Ela só quer ir para casa.
Era difícil ser mulher no seu mundo. Em qualquer um dos mundos. As mulheres não nasciam valorizadas. Não pareciam herdeiras naturais perante à natureza. Ou era esse somente a visão machista da humanidade perante ao mundo? Não importa.

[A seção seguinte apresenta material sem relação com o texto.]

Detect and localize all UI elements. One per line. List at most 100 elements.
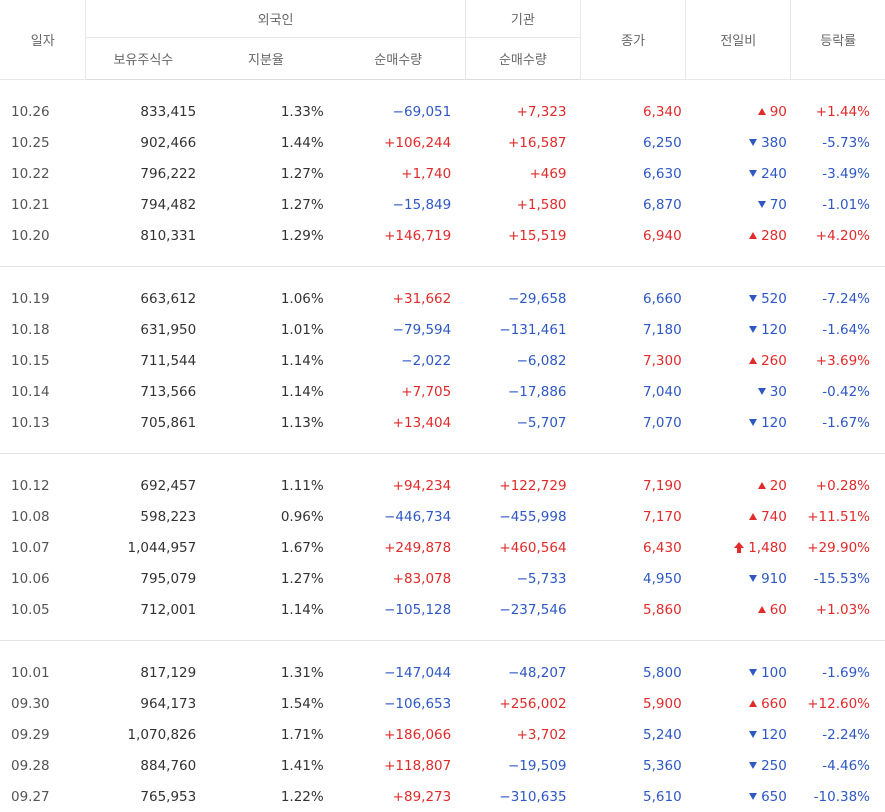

O que importa era que ser mulher significava ter de superar a si mesma todos os dias. Todas as coisas que faziam os homens rir. Como caminhar com sapatos bonitos e desconfortáveis. Sangrar todo mês. Cólicas infernais. Ter de demorar tanto tempo ao usar o banheiro. Carregar, no ventre, a mais sincera manifestação de vida.
E talvez o mundo inteiro não saiba muito sobre as mulheres, e nem elas sobre si mesmas.
Mas sabem que é importante na vida, não necessariamente ser forte. Mas sentir-se forte. Se avaliar uma vez na vida. Se encontrar, pelo menos uma vez, na mais antiga condição humana. Encarando a cegueira, ficando surdo. Com nada mais para te ajudar além de suas mãos e a própria cabeça.
E Nora havia vencido tudo isso.
E se sentia bonita.
Bonita aos olhos do Criador. Bonita aos olhos daquela mulher, que sequer conhecia o nome, mas que já parecia ser mais grata a ela do que qualquer palavra poderia exprimir.
E Nora Al-Rashid não precisou de um homem para isso.
-
O nome dela era Elisheva.
Ou Elizabeth, em inglês. Assim que entraram à casa modesta do subúrbio, Nora sentiu-se leve. Leve como se sentia quando sua mãe cantava para ela, ou lia o livro sagrado. Leve como quando o filho de Elisheva, Abdullah, falou com ela. Leve como quando o seu próprio pai tocou-a com a ponta de seus dedos, em forma de raios solares.
A mulher mostrou-lhe o quarto do filho.
- Ele disse-me que esperávamos visita. Por isso, preparou tudo.
E, de fato, preparou. O lugar era, quase que exatamente, como o que Nora dormia, na Síria. Só faltavam as armas, o cheiro de suor pela quantidade enorme de pessoas, e a sua mãe. Mas, assim que colocou os pés dentro dos limites do quarto, sentiu-se em casa.
- Talvez eu possa ajudar. Mas amanhã. Descanse, ok? Preciso telefonar.